People tend to perceive Supreme Court decisions politically, judging them in light of the result they produce. (They may be excused in this, because since at least the 1960s, the Court's jurisprudence has in fact become more results-directed, seeming at times to begin with the policy result in mind and twisting and turning to draw some connection between the Constitution and the result, as in the infamous "penumbras and emanations" invented to discover a "right to privacy" that does not actually appear in the Constitution's text.) So naturally, Gonzales v. Raich is being interpreted by the general public as an expression of the Court's hostility to marijuana generally.

Ultimately, though, Gonzales v. Raich was not a decision about marijuana. Justices Rehnquist, O'Connor, and Thomas -- three of the most conservative members of the Supreme Court -- dissented from the Raich majority because, as Justice Thomas eloquently put it, if a California resident growing medical marijuana for her own use in her backyard is considered subject to regulation as "interstate commerce," everything is, and the Constitution's federalist system of separation of powers between state and federal government goes up in smoke. [No pun intended.]

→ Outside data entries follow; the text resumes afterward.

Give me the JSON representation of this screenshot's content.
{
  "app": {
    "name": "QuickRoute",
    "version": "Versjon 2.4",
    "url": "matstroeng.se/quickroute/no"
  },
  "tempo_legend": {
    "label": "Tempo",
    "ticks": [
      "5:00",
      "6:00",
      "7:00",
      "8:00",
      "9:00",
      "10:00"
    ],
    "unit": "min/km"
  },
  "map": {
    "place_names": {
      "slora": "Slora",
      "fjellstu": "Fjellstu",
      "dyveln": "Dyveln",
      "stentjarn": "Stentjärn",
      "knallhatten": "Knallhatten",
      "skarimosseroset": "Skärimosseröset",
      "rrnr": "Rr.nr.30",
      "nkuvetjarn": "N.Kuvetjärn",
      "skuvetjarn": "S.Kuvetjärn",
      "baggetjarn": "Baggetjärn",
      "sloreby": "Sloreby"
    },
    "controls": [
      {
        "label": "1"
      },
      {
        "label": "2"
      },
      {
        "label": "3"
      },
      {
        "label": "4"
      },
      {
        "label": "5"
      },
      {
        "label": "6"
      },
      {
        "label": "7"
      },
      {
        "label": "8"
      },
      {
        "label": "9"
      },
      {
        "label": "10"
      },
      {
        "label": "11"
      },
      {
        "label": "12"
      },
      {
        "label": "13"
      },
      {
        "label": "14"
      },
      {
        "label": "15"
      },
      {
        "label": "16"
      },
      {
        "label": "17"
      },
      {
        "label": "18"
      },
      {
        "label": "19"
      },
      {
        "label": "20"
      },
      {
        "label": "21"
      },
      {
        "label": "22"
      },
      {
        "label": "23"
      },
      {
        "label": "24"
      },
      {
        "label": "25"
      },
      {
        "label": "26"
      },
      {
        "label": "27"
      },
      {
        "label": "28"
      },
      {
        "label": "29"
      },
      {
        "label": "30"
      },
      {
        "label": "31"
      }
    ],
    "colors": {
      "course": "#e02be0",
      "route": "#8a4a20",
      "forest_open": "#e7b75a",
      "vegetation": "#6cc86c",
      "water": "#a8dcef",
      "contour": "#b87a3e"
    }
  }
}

The liberal bloc on the Court, on the other hand, is determined to nip in the bud [OK, fine -- pun intended] any idea that federal government's Constitutional power to "regulate interstate commerce" doesn't mean it can regulate anything it wants. The principle of federalism, to them, has uneasy associations with "state's rights," which they in turn associate with John C. Calhoun, Jim Crow, and worse. After all (goes their thinking), Texas and Utah are states, and if we don't keep them on a short leash, heaven only knows what unenlightened redstatery they'll try to pull.

To preserve the federal government's dominance of the states in every sphere, and to keep the Constitution's pesky federalist principles hidden under the rug, liberal jurists have no problem at all throwing a few sick people under the train. Power trumps compassion every time.

That said, I've always been suspicious of the argument for "medical marijuana." The evidence that smoking marijuana as a palliative for pain, glaucoma, chemotherapy-induced nausea, and so forth is more effective than other, legal drugs appears to be anecdotal at best. I often suspect the push to legalize "medical marijuana" is more of a disguised effort to destigmatize marijuana generally, dressing the cause up with a few sympathetic sick people. If that is the case, I'm not impressed. It strikes me as similar to potheads extolling the manifold industrial uses of hemp. Uh-huh -- right. It's all about ropemaking. Deceptive argumentation bores me.